7. Over het verzoek om de wettelijk rente te vergoeden overweegt het College het volgende. Indien een afwijzende beschikking tot betaling door het bestuursorgaan als gevolg van bezwaar of beroep wordt vervangen door een beschikking tot betaling, is het bestuursorgaan wettelijke rente verschuldigd vanaf het tijdstip waarop het in verzuim zou zijn geweest indien de beschikking op de laatste dag van de daarvoor gestelde termijn zou zijn gegeven. Dit staat in artikel 4:102, tweede lid, van de Awb. Het College gaat ervan uit dat verweerder het bepaalde in artikel 4:102 van de Awb over de door hem verschuldigde wettelijke rente in acht zal nemen.
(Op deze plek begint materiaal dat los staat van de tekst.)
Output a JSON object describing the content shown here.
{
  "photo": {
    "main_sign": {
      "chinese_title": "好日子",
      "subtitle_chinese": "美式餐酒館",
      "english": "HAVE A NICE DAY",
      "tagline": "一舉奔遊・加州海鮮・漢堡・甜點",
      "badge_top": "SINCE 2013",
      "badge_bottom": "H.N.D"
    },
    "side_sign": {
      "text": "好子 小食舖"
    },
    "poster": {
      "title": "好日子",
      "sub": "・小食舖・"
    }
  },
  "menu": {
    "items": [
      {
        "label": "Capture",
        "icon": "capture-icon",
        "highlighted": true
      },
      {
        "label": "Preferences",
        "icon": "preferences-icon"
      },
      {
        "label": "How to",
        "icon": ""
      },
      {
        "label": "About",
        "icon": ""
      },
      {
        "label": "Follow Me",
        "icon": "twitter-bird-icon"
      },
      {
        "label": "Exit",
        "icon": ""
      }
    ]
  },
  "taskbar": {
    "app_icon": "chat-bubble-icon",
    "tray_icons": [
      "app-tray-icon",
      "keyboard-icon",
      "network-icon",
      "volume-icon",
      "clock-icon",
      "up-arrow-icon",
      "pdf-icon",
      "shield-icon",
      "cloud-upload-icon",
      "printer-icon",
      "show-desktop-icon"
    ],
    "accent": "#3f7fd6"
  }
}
8. Ter voorlichting aan partijen merkt het College nog op dat de verplichting om de kosten van het griffierecht ten bedrage van € 365,- te vergoeden voor de minister rechtstreeks voortvloeit uit artikel 8:41, zevende lid, van de Awb.

Beslissing

Het College veroordeelt de minister in de proceskosten van de vennootschap tot een bedrag van € 1674,-.
Deze uitspraak is gedaan door mr. M.J. Jacobs, in aanwezigheid van E.E.M. Koomen, griffier. De beslissing is in het openbaar uitgesproken op 16 mei 2023.